Screening at 75 and beyond isn't about following a fixed programme - it's about making thoughtful, personalised choices that reflect your health, your history, and what matters most to you. This page outlines the options that may still be relevant at this stage, so you can have that conversation with your primary healthcare practitioner with confidence.

Please note: These are imaging-based pathways available within our private radiology setting. They are in addition to, and do not replace other screening programmes offered through Health New Zealand.

Screening options

If you have an elevated PSA result or other indicators flagged by your doctor, an MRI of the prostate can be a really valuable next step - even at this stage of life.

PSA (Prostate-Specific Antigen) is measured through a simple blood test. Elevated levels can point towards cancer, but can also be caused by non-cancerous conditions like inflammation or an enlarged prostate - which is where MRI comes in. It provides a detailed, radiation-free picture of the prostate that helps doctors understand what's actually going on, reducing the likelihood of unnecessary biopsies and guiding any further investigation to exactly the right area.

If you've had an elevated PSA result and are wondering about next steps, it's worth asking your doctor whether an MRI prostate is appropriate for you.

CT Colonography remains one of the best tools available for assessing the bowel, though at this stage of life it's best considered in the context of your overall health and in discussion with your doctor about whether it's the right fit for you.

When it is appropriate, CT Colonography is a safe, effective, and considerably more comfortable alternative to traditional colonoscopy - with no sedation required, a shorter procedure, and a faster recovery. In New Zealand, it also offers a practical advantage: shorter waiting times compared to conventional colonoscopy, meaning you can access bowel screening without unnecessary delay.

It's also worth staying aware of how your body feels day to day. Things worth mentioning to your doctor include persistent changes in bowel habits, blood in your stool, ongoing abdominal discomfort, unexplained weight loss, or unusual tiredness.

If any of these feel familiar, your first step is a conversation with your GP or specialist. They can guide next steps and refer you to ARG Te Tai Tokerau if imaging is appropriate.

CT Colonography is a fast, accurate, and less invasive alternative to colonoscopy. See the comparison below for more information.

If you are a current or former smoker, annual low-dose CT (LDCT) may be worth considering up to the age of 80.

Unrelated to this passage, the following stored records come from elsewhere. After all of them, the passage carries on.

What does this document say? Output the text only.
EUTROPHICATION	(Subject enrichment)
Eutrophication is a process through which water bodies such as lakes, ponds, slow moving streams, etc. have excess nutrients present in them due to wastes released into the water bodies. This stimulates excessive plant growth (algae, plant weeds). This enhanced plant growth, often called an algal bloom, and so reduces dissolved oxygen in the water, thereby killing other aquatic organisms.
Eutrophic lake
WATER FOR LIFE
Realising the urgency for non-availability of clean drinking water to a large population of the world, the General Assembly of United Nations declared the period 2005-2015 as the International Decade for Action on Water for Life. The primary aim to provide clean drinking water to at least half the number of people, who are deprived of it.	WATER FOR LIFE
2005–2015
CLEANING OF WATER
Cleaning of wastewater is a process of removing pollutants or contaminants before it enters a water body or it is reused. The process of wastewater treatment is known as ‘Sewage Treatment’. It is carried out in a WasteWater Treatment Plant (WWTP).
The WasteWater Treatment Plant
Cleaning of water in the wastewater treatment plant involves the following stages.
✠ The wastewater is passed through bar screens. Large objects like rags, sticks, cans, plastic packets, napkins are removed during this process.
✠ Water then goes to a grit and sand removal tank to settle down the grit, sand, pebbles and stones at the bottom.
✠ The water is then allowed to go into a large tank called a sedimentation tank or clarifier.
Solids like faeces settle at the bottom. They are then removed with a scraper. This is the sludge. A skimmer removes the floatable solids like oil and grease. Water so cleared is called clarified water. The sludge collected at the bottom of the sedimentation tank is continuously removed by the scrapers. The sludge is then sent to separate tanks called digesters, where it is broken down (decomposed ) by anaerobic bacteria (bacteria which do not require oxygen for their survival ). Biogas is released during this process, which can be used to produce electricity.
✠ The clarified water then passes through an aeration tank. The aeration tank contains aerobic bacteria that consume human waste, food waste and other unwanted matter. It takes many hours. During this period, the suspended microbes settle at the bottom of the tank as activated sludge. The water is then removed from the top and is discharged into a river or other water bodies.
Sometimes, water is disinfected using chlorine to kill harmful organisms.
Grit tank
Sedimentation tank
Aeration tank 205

LDCT is a quick, non-invasive scan that can detect lung cancer at an early stage - before symptoms develop, and when treatment options tend to be at their broadest. It uses less radiation than a standard CT and requires no injections or sedation.

For those with a smoking history, it offers a proactive and straightforward way to keep a closer eye on lung health. If lung screening sounds right for you, your first step is a conversation with your GP - ask about a referral to ARG Te Tai Tokerau Radiology.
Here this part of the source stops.